Ericsson used MWC 2015 to join with Facebook, the GSA, the GSMA, INDYCAR, Intel, KPN, Qualcomm Technologies, Verizon and Telstra to share best practices in broadcast over 4G LTE networks. The group showcased a number of LTE Broadcast live demos with new use cases and functionalities.

"The principal objective of the user group is to share the best practices that will spur industry growth and widespread adoption as we enter a new era of personalized media content," explained GSMA senior director of technology, Dan Warren. "Users want anytime, anywhere, any-device access to their media and entertainment and LTE Broadcast can be a key technology to enable delivery of popular content in an optimal way. It can relieve some of the heavy traffic burden that operators would otherwise have to support."

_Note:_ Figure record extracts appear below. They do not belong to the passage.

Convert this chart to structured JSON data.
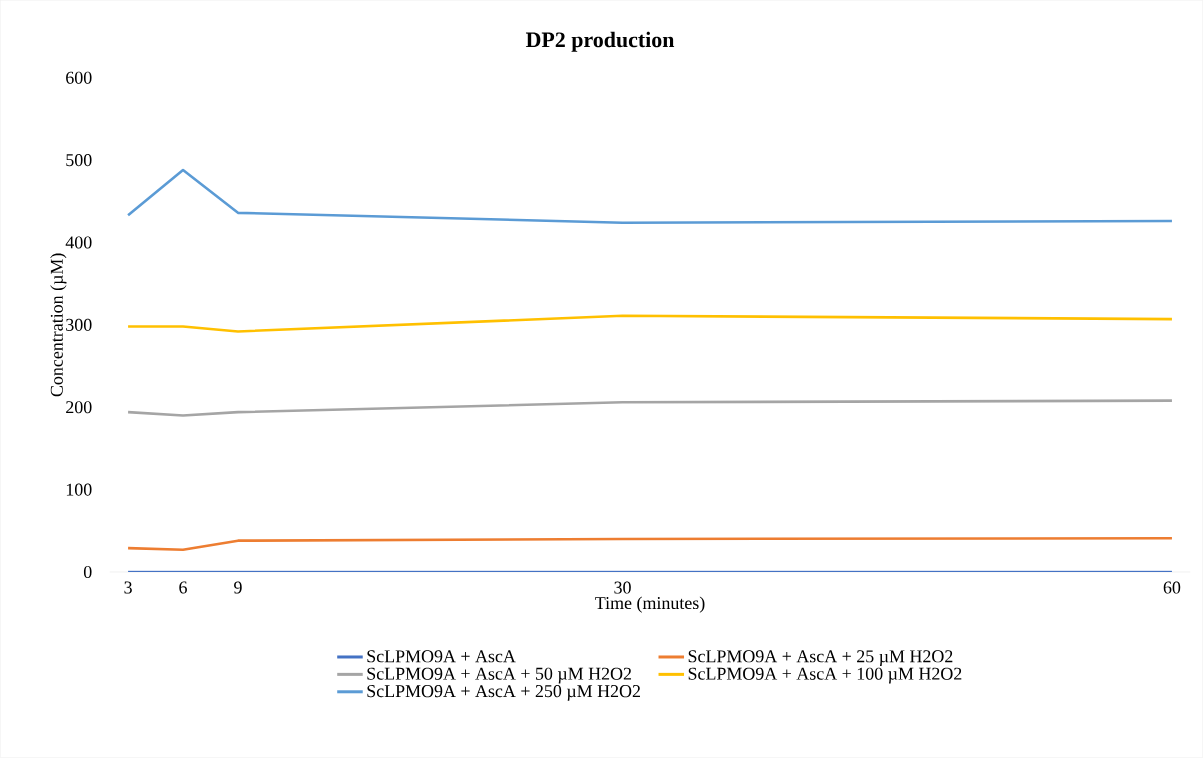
{
  "chart_data": {
    "type": "line",
    "title": "DP2 production",
    "xlabel": "Time (minutes)",
    "ylabel": "Concentration (µM)",
    "x": [
      3,
      6,
      9,
      30,
      60
    ],
    "series": [
      {
        "name": "ScLPMO9A + AscA",
        "color": "#4472c4",
        "values": [
          0,
          0,
          0,
          0,
          0
        ]
      },
      {
        "name": "ScLPMO9A + AscA + 25 µM H2O2",
        "color": "#ed7d31",
        "values": [
          29,
          27,
          38,
          40,
          41
        ]
      },
      {
        "name": "ScLPMO9A + AscA + 50 µM H2O2",
        "color": "#a5a5a5",
        "values": [
          194,
          190,
          194,
          206,
          208
        ]
      },
      {
        "name": "ScLPMO9A + AscA + 100 µM H2O2",
        "color": "#ffc000",
        "values": [
          298,
          298,
          292,
          311,
          307
        ]
      },
      {
        "name": "ScLPMO9A + AscA + 250 µM H2O2",
        "color": "#5b9bd5",
        "values": [
          433,
          488,
          436,
          424,
          426
        ]
      }
    ],
    "xlim": [
      2,
      61
    ],
    "ylim": [
      0,
      600
    ],
    "xticks": [
      3,
      6,
      9,
      30,
      60
    ],
    "yticks": [
      0,
      100,
      200,
      300,
      400,
      500,
      600
    ],
    "grid": false,
    "legend": "bottom",
    "marker": "none",
    "line_style": "solid"
  }
}
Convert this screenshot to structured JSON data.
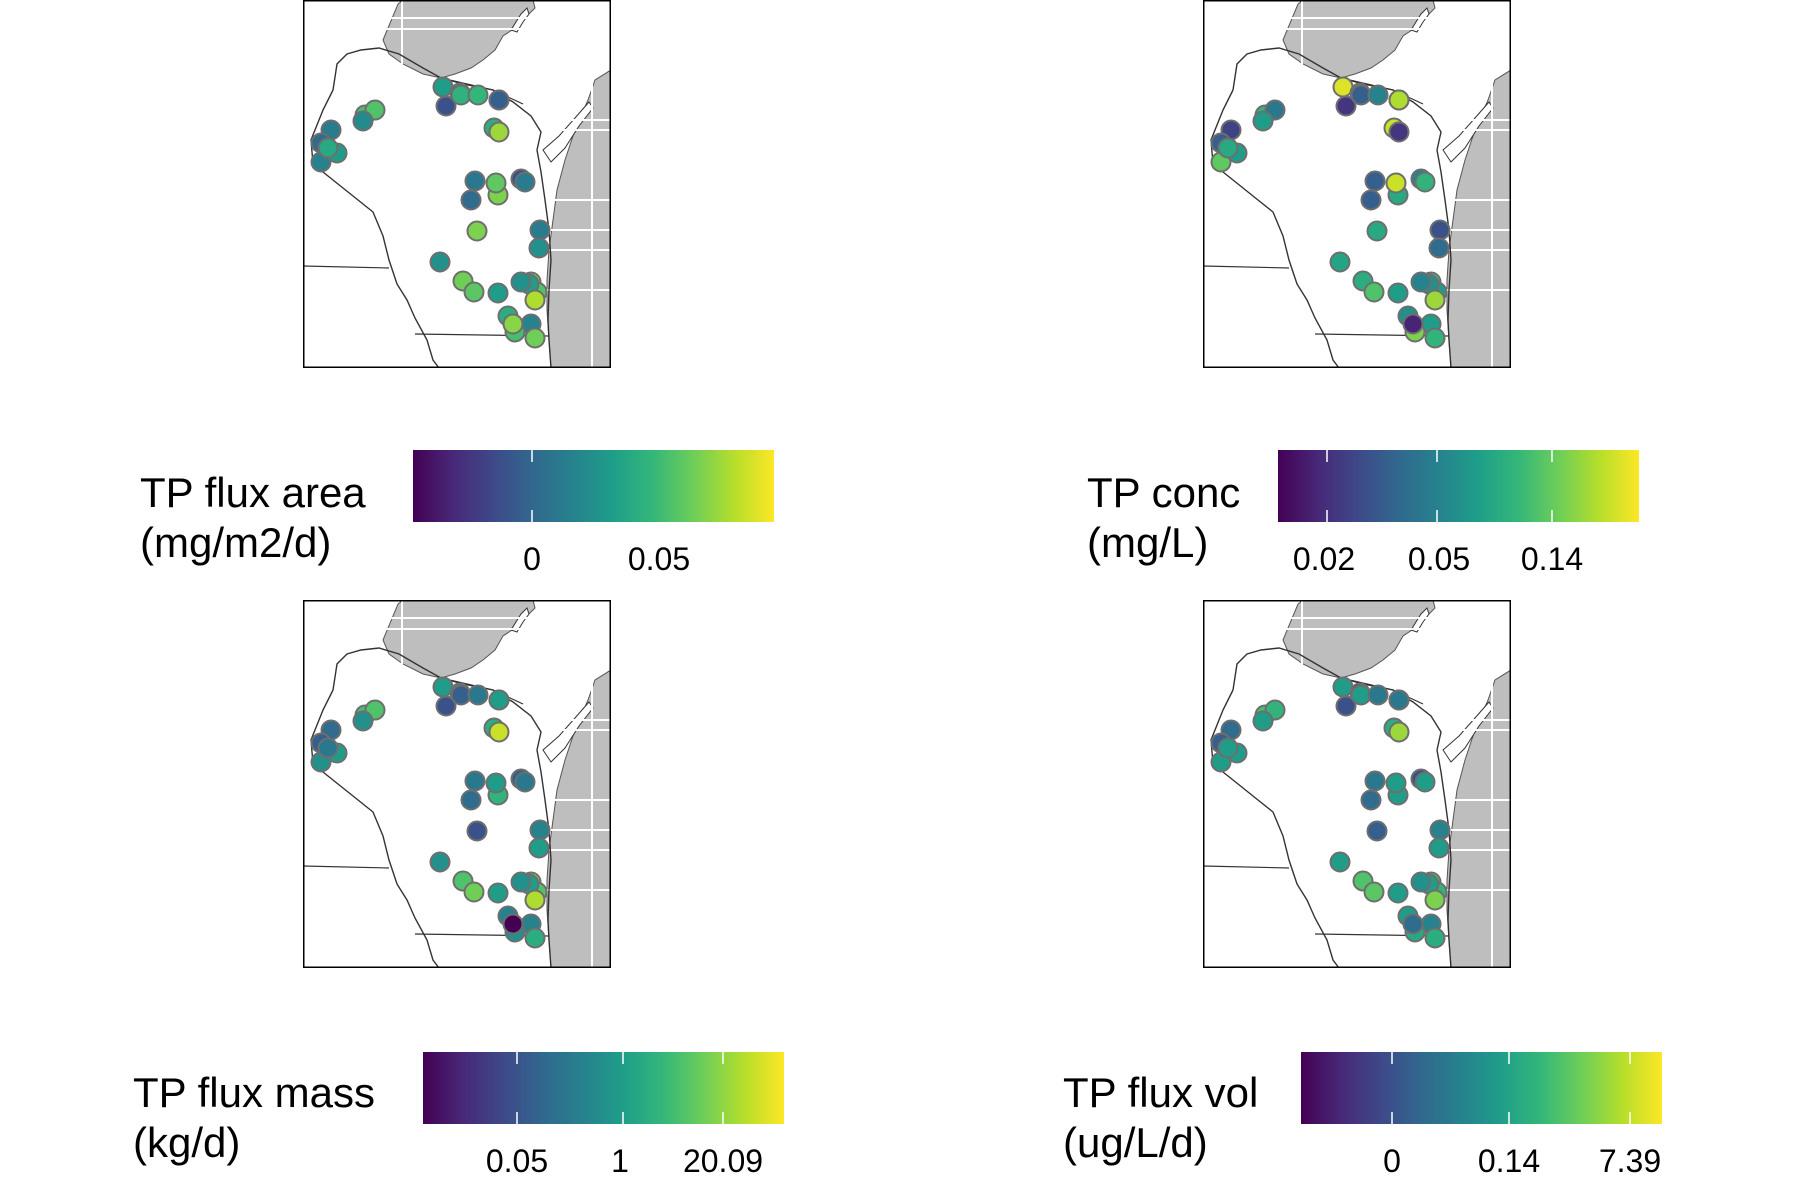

In one example, Telstra and Ericsson announced that starting in May 2015, Telstra will be progressively enabling permanent LTE Broadcast channels at key venues and major events, initially for testing and then for customer access on compatible devices during 2015. Current LTE Broadcast trials run by Telstra and Ericsson in Australia have shown that three or four channels of video can be efficiently streamed along with complementary data channels. This traffic used as little as 10 percennt of the 20MHz carrier to cover all users, they said—and the adoption of High Efficiency Video Coding (HEVC) compression further improves network efficiency and potential picture quality.

"We have completed a number of successful LTE Broadcast trials and seen first-hand the benefits to our network and how it enhances the delivery of high quality content during large scale events," said Telstra Group managing director networks Mike Wright. "We are now excited about the possibilities it will provide once the capability is deployed across our network."

Also in the region, Ericsson is teaming with Singtel for the first trial of video delivery with LTE Broadcast will be at the 28th South East Asian (SEA) Games which will be held in Singapore in June 2015.